We have this mentality, particularly in America, that you have to have a certain kind of muscled or slender body to be fit. But muscles can be highly specialized. Every kind of fitness will result in different muscles developing and I actually recommend diversity in your movement practice. You don’t have to be a bodybuilder to be fit and artificially inflating the size of your muscles doesn’t mean you’re strong.


Body image shapes our mental state a lot more than we think. It’s not just the outside shape that others see, but how we feel internally. Excess weight literally drags us down, while ache and pain from inaction becomes chronic and sublimated into a constant bad mood. Our bodies are designed to move. In a not so ancient past, humans were the greatest hunters on the Earth. We literally walked our prey to death. We are not so distant from our origins to ignore the need to move and we don’t attribute that need to how it impacts our mental state at all.
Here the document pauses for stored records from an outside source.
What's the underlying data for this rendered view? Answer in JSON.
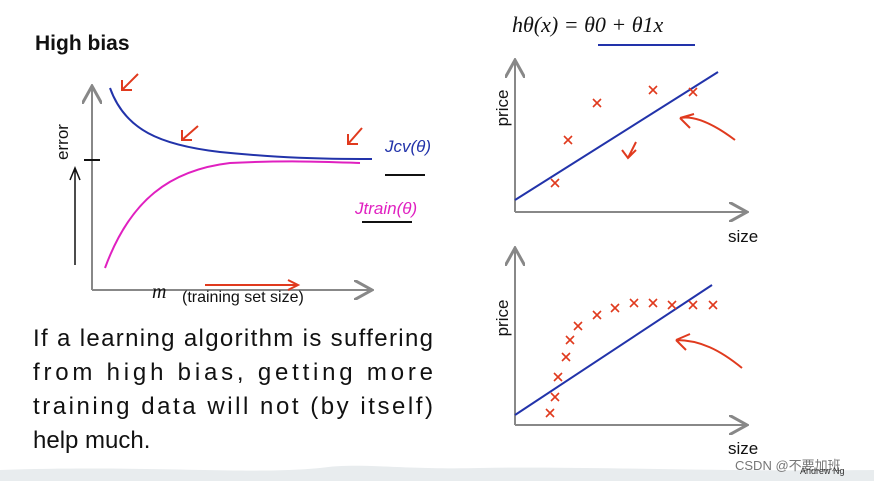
{
  "title": "High bias",
  "formula": "hθ(x) = θ0 + θ1x",
  "left_plot": {
    "y_label": "error",
    "x_symbol": "m",
    "x_label": "(training set size)",
    "cv_label": "Jcv(θ)",
    "train_label": "Jtrain(θ)"
  },
  "right_plots": [
    {
      "y_label": "price",
      "x_label": "size"
    },
    {
      "y_label": "price",
      "x_label": "size"
    }
  ],
  "paragraph": [
    "If a learning algorithm is suffering",
    "from high bias, getting more",
    "training data will not (by itself)",
    "help much."
  ],
  "credit": "Andrew Ng",
  "watermark": "CSDN @不要加班"
}
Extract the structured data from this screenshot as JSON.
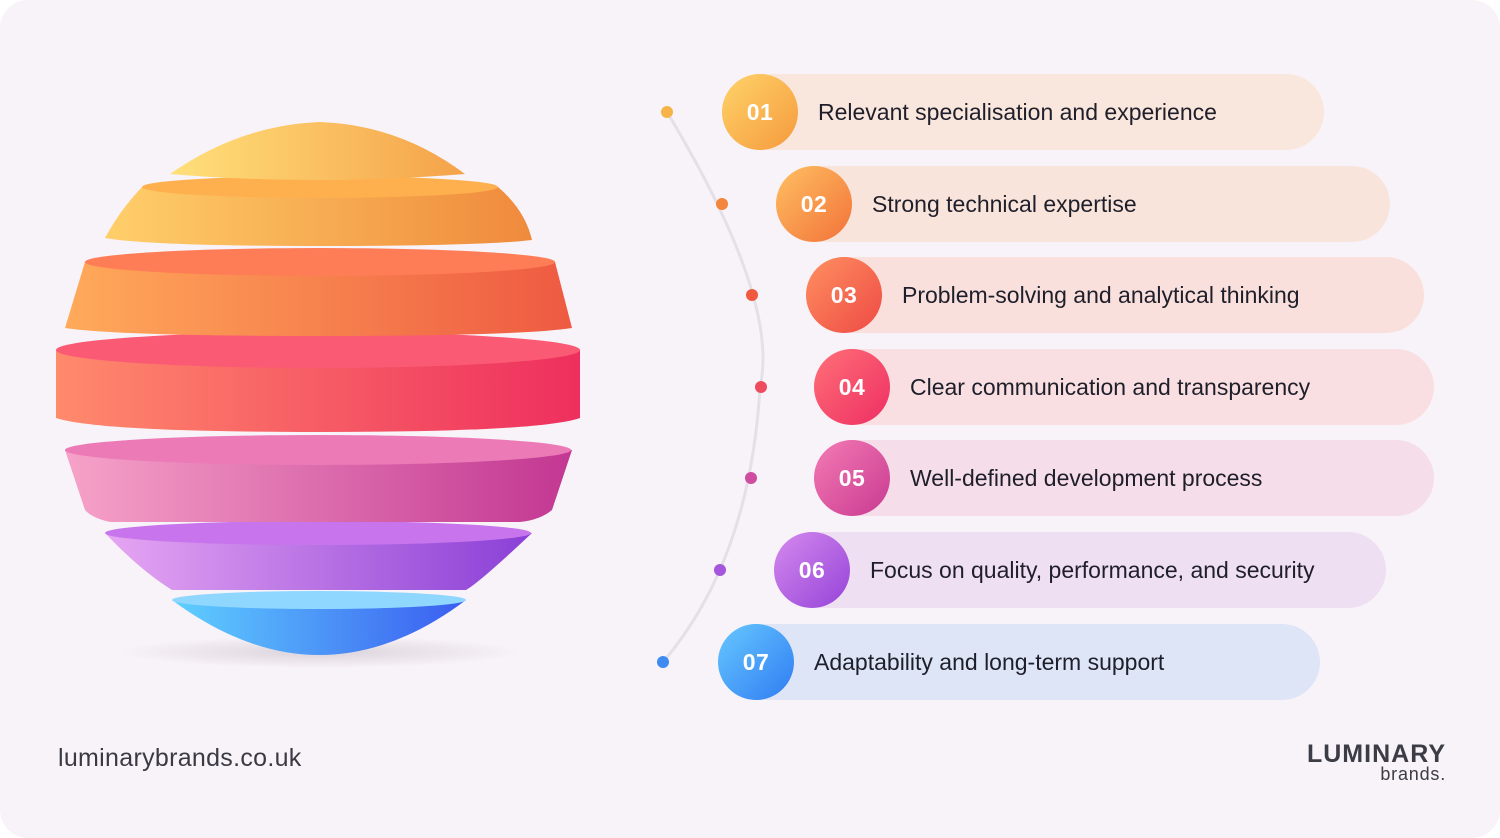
{
  "items": [
    {
      "num": "01",
      "label": "Relevant specialisation and experience",
      "color_a": "#ffd36a",
      "color_b": "#f59a3c",
      "pill": "#f9e6dc"
    },
    {
      "num": "02",
      "label": "Strong technical expertise",
      "color_a": "#ffc061",
      "color_b": "#f2723a",
      "pill": "#f9e4dc"
    },
    {
      "num": "03",
      "label": "Problem-solving and analytical thinking",
      "color_a": "#ff9060",
      "color_b": "#ee4a45",
      "pill": "#f9e0dc"
    },
    {
      "num": "04",
      "label": "Clear communication and transparency",
      "color_a": "#ff7078",
      "color_b": "#ee2e63",
      "pill": "#f9dfe1"
    },
    {
      "num": "05",
      "label": "Well-defined development process",
      "color_a": "#f47bb4",
      "color_b": "#c83a91",
      "pill": "#f5dde9"
    },
    {
      "num": "06",
      "label": "Focus on quality, performance, and security",
      "color_a": "#d58aee",
      "color_b": "#9543d8",
      "pill": "#efdff2"
    },
    {
      "num": "07",
      "label": "Adaptability and long-term support",
      "color_a": "#67c8ff",
      "color_b": "#2f7cf2",
      "pill": "#dee5f6"
    }
  ],
  "footer": {
    "website": "luminarybrands.co.uk",
    "logo_main": "LUMINARY",
    "logo_sub": "brands."
  }
}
In the course of my movement and fitness journey I’ve pushed myself to get over practicing in public. Looking like an idiot as I try to jump over a railing and trip in front of pedestrians. Struggling to do a pushup on the grass of a public park. But it has helped me immeasurably to connect my mind and body, focus my breathing and feel more myself for moments without a constant nagging worry about everything and I think if you try it, and try again and again to find what will work for you. Movement can help you too.